Second, the rationale behind both rules is the same: to prevent prejudice to the client. See, Rule 1-100(A). An attorney's failure to give clients copies of significant documents, such as those with time limits, during representation is as detrimental as an attorney's failure to turn over clients' files upon termination because clients cannot protect themselves "in the dark." See, B&P Code §6068(n) and Rule 3-700, Discussion. "Where the reason is the same, the rule should be the same" (Civ. Code §3511); "[t]he law respects form less than substance" (Civ. Code §3528).
Based on the foregoing analysis, we conclude that an attorney must give the client a copy of significant documents throughout the course of the attorney's representation whether or not the client has paid for them. Any provision in a fee agreement to the contrary is void as contrary to public policy. The attorney's recourse is to recover the copying charges after the representation terminates if the fee agreement authorizes them and the client fails to pay them. See, Rule 3-500, Discussion.
(1) For the purpose of this Opinion, "client" refers to a present or former client or the client's new attorney when acting at the direction of the client.
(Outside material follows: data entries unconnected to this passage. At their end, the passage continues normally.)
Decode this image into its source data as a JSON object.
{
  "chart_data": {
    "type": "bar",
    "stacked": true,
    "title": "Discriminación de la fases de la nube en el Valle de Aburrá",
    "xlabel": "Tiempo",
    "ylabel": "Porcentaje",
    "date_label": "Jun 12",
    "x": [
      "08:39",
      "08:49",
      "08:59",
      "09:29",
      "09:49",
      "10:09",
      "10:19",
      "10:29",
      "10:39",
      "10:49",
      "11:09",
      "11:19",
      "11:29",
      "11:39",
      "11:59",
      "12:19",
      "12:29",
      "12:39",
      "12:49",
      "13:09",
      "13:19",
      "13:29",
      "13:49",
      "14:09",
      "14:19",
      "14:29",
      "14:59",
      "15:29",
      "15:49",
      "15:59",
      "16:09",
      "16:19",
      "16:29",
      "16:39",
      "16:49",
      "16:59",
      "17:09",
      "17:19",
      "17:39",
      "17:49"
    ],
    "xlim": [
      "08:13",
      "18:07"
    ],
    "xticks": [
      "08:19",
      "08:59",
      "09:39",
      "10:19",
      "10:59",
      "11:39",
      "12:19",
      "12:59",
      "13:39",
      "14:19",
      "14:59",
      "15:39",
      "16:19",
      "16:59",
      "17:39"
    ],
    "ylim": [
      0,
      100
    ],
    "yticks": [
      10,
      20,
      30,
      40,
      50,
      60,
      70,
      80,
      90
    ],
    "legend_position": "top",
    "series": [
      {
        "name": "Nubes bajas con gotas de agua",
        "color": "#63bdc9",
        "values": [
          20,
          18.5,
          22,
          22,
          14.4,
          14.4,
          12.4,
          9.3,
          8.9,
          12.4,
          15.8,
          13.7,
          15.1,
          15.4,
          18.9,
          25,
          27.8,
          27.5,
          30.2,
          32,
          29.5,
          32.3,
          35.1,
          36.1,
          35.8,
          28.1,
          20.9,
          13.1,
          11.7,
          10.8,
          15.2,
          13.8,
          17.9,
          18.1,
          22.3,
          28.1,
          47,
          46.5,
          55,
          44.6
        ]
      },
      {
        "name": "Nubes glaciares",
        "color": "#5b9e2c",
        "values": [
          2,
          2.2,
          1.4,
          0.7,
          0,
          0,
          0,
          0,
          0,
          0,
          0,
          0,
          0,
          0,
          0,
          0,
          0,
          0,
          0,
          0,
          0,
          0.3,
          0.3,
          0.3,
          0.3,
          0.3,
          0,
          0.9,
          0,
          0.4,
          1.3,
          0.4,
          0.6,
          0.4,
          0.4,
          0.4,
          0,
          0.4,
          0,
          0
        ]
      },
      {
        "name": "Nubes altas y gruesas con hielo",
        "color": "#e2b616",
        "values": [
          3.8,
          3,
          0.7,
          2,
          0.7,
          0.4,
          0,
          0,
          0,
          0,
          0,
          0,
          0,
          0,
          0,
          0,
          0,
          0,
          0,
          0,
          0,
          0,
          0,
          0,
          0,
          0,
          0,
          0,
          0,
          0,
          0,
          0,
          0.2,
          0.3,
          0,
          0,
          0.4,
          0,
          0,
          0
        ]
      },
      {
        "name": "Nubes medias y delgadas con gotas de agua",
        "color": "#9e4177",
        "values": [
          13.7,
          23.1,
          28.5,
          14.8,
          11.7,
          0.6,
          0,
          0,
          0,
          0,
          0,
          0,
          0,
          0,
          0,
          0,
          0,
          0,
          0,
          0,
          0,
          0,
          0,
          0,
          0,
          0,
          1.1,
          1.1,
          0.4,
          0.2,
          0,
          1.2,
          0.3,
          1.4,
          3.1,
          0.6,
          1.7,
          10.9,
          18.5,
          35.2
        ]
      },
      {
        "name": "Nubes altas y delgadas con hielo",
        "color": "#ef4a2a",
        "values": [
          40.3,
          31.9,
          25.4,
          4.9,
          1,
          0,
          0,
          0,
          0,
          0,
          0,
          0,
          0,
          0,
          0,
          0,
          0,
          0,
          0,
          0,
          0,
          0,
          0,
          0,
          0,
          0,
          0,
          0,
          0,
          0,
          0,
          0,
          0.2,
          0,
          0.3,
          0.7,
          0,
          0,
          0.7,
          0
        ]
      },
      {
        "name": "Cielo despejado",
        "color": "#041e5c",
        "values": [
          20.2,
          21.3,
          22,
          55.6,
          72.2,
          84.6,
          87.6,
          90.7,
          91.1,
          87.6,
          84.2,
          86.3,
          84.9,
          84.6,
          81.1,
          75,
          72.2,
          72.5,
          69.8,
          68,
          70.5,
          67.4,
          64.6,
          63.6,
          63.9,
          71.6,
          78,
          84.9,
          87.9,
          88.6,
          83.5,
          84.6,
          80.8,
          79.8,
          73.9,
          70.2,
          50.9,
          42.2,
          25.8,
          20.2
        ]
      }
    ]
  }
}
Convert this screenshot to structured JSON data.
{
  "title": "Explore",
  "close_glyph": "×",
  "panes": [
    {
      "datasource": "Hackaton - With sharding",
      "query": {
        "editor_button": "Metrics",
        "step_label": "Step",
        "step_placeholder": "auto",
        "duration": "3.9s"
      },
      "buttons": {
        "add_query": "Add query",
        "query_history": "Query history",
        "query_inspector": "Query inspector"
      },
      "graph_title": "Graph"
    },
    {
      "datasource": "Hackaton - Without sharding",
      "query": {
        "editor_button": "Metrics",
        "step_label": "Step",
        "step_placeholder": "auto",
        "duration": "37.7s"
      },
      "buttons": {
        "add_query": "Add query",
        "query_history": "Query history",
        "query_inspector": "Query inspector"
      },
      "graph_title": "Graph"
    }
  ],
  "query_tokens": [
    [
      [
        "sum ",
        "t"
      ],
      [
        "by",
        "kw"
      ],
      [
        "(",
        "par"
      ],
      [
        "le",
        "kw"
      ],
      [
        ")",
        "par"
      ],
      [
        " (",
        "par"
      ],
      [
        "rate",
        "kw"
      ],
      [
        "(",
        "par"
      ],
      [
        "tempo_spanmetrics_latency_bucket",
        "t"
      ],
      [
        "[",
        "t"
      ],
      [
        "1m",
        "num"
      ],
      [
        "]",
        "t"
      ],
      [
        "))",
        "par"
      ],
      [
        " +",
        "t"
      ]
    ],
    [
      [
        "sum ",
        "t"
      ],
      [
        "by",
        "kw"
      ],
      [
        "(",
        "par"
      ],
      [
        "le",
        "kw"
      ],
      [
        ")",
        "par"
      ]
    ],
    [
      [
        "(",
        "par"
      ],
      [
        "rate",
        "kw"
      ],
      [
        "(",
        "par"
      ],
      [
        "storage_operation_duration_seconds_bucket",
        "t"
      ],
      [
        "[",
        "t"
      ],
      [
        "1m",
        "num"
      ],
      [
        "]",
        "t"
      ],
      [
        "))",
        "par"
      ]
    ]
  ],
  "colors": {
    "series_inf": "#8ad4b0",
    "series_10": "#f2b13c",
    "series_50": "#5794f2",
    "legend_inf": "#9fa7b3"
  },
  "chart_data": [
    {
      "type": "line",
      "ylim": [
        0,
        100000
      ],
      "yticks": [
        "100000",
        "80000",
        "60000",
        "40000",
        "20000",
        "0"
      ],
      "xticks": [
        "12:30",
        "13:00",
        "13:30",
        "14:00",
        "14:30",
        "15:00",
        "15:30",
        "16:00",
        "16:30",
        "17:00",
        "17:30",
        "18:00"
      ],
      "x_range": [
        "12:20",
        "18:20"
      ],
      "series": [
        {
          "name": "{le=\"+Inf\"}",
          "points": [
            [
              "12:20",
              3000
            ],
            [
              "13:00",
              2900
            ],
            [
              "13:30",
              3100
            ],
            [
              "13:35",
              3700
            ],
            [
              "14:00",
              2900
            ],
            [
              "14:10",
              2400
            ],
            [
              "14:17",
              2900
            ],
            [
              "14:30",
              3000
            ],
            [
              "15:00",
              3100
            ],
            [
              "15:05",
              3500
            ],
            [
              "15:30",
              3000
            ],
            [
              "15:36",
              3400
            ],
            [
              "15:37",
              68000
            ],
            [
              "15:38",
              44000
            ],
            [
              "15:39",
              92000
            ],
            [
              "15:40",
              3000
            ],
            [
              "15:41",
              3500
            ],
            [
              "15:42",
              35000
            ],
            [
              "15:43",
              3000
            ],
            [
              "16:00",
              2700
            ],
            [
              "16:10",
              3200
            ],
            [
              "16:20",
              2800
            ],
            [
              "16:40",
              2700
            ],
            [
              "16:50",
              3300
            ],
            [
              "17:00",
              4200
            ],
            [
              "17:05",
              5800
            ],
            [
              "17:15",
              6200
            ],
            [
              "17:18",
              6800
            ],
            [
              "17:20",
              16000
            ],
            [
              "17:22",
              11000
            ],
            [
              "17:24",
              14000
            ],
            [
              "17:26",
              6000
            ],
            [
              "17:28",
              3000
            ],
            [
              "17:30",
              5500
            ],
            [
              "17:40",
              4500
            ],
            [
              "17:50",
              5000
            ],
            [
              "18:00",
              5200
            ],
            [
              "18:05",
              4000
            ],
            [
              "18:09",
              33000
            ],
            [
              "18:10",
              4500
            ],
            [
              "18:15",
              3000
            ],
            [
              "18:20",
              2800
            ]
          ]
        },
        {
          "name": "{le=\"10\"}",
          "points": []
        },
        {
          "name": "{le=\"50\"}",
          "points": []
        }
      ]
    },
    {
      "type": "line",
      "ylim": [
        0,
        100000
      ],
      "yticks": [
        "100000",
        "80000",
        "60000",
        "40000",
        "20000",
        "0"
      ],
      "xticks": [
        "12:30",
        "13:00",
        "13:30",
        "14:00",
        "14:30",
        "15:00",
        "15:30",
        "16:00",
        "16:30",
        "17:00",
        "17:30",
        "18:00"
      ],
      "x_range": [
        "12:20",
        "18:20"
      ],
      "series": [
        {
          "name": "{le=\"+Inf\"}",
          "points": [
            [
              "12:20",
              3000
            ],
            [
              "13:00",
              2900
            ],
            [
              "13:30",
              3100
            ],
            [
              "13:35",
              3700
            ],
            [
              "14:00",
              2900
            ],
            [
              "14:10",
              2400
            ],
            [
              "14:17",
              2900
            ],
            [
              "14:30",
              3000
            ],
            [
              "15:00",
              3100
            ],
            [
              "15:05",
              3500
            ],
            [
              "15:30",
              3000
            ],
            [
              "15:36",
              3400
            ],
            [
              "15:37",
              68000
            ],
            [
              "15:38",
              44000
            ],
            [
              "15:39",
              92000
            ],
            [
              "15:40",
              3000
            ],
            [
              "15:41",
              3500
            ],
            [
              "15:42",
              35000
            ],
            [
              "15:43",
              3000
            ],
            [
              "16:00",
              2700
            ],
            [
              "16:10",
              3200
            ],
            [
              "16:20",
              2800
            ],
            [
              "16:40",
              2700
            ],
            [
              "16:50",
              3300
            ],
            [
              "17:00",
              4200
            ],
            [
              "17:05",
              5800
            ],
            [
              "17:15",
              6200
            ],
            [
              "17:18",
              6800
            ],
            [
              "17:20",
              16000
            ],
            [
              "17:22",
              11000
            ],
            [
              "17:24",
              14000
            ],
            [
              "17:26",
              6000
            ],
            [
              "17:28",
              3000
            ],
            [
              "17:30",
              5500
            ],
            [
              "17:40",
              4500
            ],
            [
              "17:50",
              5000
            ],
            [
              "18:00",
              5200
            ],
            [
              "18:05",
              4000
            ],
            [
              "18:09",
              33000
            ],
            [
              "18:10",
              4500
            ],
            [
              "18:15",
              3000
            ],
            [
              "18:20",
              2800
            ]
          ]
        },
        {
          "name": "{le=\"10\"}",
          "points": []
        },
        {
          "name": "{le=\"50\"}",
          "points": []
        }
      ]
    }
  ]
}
(2) The Attorney's Oath, set forth in Business and Professions Code section 6068, provides:
It is the duty of an attorney to do all of the following:
. . . .
(n) To provide copies to the client of certain documents under time limits and as prescribed in a rule of professional conduct which the Board shall adopt.
(3) Such costs must in any event be reasonable. See, Vapnek, P., et. al, California Practice Guide: Professional Responsibility (The Rutter Group 2000) §5:561.
(4) We do not address the issue of whether a client's request for additional copies of documents after the attorney has already given the client one copy is reasonable.
Disclaimer: This opinion was issued by the Legal Ethics Committee of the San Diego County Bar Association. It is advisory only and is not binding upon any member of the SDCBA, any other member of the State Bar of California, the State Bar of California or its Board of Governors, or any persons or tribunals charged with regulatory responsibilities. The SDCBA, its officers, directors, agents, and the Legal Ethics Committee members assume no responsibility or liability in rendering this opinion.